Rich and I write all the music for the band right now. He will record musical parts—guitar, bass, keyboards, drum machines—on our Macs, and then he’ll throw it my way, and then I will listen to it and see how it makes me feel and I’ll just start writing lyrics, and then pick them apart and create melodies with the words that fit. Sometimes it becomes a totally different song than when it first comes out. Then there are other times where I’ll write all the music, and then I’ll give it to Rich, and then Rich, being a true musician, will come up with guitar and bass parts. So it’s collaborating. And I usually write about darker things. For some reason it makes me feel better, it’s like therapy in a way for me. My mom and dad don’t quite understand me; they say, “Why can’t you write happy music?” But I see the world in a different way than they do. I think we have the potential to make it so much better than it is, but I’m a realist—I wish I were an idealist but I’m not—and I think my life experiences have made me write about darker subjects. When I listen to dark music it makes me feel good, because it’s like I’m listening to words I can relate to, and I can get something like a demon out, and then I feel better. The direction UZZA is going in now is that we’re trying to get our other band members more involved in the writing process, so we’re hoping to have some jam sessions coming up in the next couple months.

GGD: On your website and in other places you talk about UFOs and a spiritual energy in all beings. I was wondering, in what way does that philosophy contribute to your writing?
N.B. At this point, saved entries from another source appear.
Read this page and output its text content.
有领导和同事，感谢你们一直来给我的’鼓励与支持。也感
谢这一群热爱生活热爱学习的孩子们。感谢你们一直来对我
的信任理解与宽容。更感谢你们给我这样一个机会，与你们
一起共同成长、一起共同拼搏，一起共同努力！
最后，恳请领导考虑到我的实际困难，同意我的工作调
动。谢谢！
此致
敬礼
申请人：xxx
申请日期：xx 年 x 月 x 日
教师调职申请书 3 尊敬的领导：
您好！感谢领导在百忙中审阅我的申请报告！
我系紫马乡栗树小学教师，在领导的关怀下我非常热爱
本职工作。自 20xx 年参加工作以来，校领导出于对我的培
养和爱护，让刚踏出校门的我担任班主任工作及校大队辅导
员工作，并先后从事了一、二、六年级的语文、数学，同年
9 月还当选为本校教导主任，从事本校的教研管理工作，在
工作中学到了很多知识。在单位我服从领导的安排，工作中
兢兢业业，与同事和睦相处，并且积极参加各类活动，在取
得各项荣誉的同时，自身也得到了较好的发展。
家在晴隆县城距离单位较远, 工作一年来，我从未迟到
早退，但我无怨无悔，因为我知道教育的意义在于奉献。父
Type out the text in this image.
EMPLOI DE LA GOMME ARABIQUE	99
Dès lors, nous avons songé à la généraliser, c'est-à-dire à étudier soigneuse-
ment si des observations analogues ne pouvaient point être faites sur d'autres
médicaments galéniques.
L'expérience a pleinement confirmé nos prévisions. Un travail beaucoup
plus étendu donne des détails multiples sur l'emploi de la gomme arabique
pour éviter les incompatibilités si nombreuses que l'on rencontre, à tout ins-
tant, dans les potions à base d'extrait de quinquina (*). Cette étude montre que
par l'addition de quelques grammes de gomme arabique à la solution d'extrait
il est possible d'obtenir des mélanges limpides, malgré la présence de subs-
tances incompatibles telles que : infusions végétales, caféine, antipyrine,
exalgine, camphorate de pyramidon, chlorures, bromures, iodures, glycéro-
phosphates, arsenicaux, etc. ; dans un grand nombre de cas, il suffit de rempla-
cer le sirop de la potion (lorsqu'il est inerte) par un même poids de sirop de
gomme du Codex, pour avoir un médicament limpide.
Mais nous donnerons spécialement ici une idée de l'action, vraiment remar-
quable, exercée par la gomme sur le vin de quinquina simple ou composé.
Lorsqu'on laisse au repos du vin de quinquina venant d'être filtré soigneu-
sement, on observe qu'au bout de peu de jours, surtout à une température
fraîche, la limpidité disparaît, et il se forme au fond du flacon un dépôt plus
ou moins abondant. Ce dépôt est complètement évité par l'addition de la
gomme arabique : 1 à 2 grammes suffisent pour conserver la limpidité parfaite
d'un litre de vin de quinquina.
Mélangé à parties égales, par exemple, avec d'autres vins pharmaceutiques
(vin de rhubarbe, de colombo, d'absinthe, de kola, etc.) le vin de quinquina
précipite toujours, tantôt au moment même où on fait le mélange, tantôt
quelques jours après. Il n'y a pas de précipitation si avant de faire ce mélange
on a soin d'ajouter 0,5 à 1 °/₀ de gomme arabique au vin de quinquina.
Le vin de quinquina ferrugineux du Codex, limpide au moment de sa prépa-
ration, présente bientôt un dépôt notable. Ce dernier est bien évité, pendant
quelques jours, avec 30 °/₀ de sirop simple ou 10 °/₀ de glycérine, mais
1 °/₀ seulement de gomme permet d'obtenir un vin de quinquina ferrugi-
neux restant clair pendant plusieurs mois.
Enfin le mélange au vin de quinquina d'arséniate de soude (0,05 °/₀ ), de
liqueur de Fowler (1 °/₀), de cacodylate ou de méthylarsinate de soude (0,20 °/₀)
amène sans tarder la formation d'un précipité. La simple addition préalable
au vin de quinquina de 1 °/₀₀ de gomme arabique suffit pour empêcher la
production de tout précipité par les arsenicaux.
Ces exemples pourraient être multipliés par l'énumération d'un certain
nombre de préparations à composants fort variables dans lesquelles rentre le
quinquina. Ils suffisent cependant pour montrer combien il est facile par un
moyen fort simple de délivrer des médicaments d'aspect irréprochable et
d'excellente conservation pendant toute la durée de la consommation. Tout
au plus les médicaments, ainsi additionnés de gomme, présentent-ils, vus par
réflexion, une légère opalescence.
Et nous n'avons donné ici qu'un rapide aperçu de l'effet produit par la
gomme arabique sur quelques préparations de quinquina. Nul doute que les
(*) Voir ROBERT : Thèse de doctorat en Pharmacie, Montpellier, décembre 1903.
Tabatha: I guess it does contribute to it. I’ve had some weird, spiritual, freaky experiences, mostly in my teens and twenties, a lot of out of body experiences and just strange things that made me do a lot of research on life after death. I don’t necessarily believe in the Christian god, but I believe there’s something out there. I’ve had out of body experiences, where I’m going toward the light, going through a tunnel, and to me we’re made up of star matter, so whatever is in that light is God to me. I’m not sure what that is, maybe we go through a worm hole to another universe or something. I do write about that in a few of my songs, and people are thinking I’m just writing about death. But death is a new beginning—it’s being born again, not in a Christian sense of what “born again” means, but being physically reborn in another world after you die in this one. Or maybe we come back to this world in a better body and an improved personality. So I include topics like rebirth and reincarnation in some of our music.

GGD: What is your overall creative philosophy? Do you see art and life working together in some way, and if so, what is it?

Tabatha: Well, I know that if there weren’t art, there would be no life for me. They definitely go together. And thank God for artists of all kinds, because they make the world a better place. If it weren’t for us, the world would totally be going to hell, but I think we are the ones that make it more beautiful; we can reach out to people that might not be creative and make them see a different perspective about life and appreciate things that they wouldn’t have if they just went on with their nine to five jobs. They definitely go together: art and life.